The prognosis for these patients is dismal, with reported 5 years survival of 5 to 10%. However, patients with a solitary metastasis may benefit from aggressive management with nephrectomy and surgical removal of the metastatic lesion. Renal cell carcinoma metastasizes most frequently to the lungs and mediastinum, bones and liver. Less common sites include the controlateral kidney, the adrenal gland, the brain, pancreas mesentery and abdominal wall. Like the primary tumor, metastatic lesions tend to be hypervascular. Hepatic metastases are most conspicuous in the hepatic arterial phase and may become obscured and isodense to the liver parenchyma in the portal venous phase.
Loss of tissue planes between the tumor and surrounding organs raises the possibility of direct extension. Unfortunately, this diagnosis is often difficult. In equivocal cases, 3D CT is valuable to increase diagnostic confidence and help plan surgical resection.
ROLE OF 3D CT FOR SURGICAL PLANNING
Three dimensional (3D) CT combined with CT angiography has the potential to provide the urologist with all the critical information needed to plan the surgical procedure.
The ability to interactively review the imaging data in multiple planes and orientations is particularly helpful in the following circumstances:
· Before undertaking venous thrombectomy
· For planning extensive abdominal resection to remove locally invasive tumor
· Prior to partial or nephron sparing nephrectomy
Nephron sparing surgery
Nephron sparing surgery (NSS) entails complete excision of the renal cancer while preserving the largest amount of functioning renal parenchyma. Its use is being increasingly advocated for the management of small (<4cm) RCC as long term studies show survival rates comparable to radical nephrectomy.

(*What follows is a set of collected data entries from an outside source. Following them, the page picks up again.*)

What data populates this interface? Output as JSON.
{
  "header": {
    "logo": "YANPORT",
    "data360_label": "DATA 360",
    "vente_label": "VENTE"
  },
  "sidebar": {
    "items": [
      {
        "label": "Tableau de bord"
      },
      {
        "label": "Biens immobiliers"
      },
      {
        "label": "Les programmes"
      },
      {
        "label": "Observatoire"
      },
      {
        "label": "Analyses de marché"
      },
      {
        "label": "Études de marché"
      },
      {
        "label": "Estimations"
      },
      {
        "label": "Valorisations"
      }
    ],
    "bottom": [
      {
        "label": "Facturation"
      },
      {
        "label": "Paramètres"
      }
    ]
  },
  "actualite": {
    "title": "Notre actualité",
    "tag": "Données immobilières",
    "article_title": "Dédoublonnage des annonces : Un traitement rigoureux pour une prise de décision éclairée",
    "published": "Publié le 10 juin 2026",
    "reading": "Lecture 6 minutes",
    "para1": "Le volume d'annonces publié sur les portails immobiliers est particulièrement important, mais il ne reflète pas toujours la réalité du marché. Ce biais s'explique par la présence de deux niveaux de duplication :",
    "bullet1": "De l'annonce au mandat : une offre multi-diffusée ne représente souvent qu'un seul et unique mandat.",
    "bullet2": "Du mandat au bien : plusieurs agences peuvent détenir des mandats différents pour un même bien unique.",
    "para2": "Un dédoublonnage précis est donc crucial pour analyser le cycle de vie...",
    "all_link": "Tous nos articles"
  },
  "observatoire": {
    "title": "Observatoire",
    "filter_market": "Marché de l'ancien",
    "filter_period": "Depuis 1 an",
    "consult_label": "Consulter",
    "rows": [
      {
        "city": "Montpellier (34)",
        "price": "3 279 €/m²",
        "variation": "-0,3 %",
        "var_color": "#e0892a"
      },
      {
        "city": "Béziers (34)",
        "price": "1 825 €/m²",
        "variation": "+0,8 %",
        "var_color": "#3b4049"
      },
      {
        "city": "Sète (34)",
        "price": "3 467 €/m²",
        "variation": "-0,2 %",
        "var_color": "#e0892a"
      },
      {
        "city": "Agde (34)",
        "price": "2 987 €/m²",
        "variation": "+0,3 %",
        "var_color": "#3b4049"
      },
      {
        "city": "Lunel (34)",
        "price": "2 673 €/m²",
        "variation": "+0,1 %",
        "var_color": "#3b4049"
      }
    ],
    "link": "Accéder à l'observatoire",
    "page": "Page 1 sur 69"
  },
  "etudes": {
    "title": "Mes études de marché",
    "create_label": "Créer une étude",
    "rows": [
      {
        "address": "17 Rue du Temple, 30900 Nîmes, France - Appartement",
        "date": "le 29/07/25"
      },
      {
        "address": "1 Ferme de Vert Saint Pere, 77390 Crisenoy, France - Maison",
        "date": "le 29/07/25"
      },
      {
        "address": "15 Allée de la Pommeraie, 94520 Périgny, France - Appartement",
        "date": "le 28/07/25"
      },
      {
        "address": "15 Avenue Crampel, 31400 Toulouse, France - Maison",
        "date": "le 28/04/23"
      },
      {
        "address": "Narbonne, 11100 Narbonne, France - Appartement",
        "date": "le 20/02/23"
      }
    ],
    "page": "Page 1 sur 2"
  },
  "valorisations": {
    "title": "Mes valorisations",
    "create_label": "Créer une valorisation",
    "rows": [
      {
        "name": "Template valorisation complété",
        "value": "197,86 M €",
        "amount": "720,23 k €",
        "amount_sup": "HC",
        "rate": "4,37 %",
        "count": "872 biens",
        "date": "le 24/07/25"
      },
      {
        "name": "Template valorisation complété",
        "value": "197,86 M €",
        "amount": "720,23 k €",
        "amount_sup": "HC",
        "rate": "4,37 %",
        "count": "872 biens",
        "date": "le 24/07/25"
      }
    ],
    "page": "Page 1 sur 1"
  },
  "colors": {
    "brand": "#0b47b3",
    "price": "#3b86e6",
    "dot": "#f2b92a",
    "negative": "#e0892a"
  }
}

Current indications include:
· Multicentric RCC. While 7 to 15 % of sporadic RCC may be bilateral, multicentric RCC are much more common in patients with Von Hippel Lindau disease and hereditary RCC.
· Single RCC in a solitary functioning kidney
· Single RCC in a patient with compromised renal function.
· Single RCC with a normal controlateral kidney. This indication is still somewhat controversial.
Role of 3D CT for planning NSS
3D CT helps delineate the precise location of the renal mass, its relationship to the surface of the kidney, the collecting system and the renal hilum. The arterial and venous anatomy of the kidney is depicted on the 3D CT angiogram. The ideal lesion for NSS is small, less then 4cm, polar, cortical and far from the renal hilum and collecting system.
CONCLUSIONS
In the year 2002, spiral and multidetector CT remains the single most effective imaging modality for the diagnosis and staging of renal cell carcinoma. In the majority of patients, it is the only imaging test needed prior to surgical management.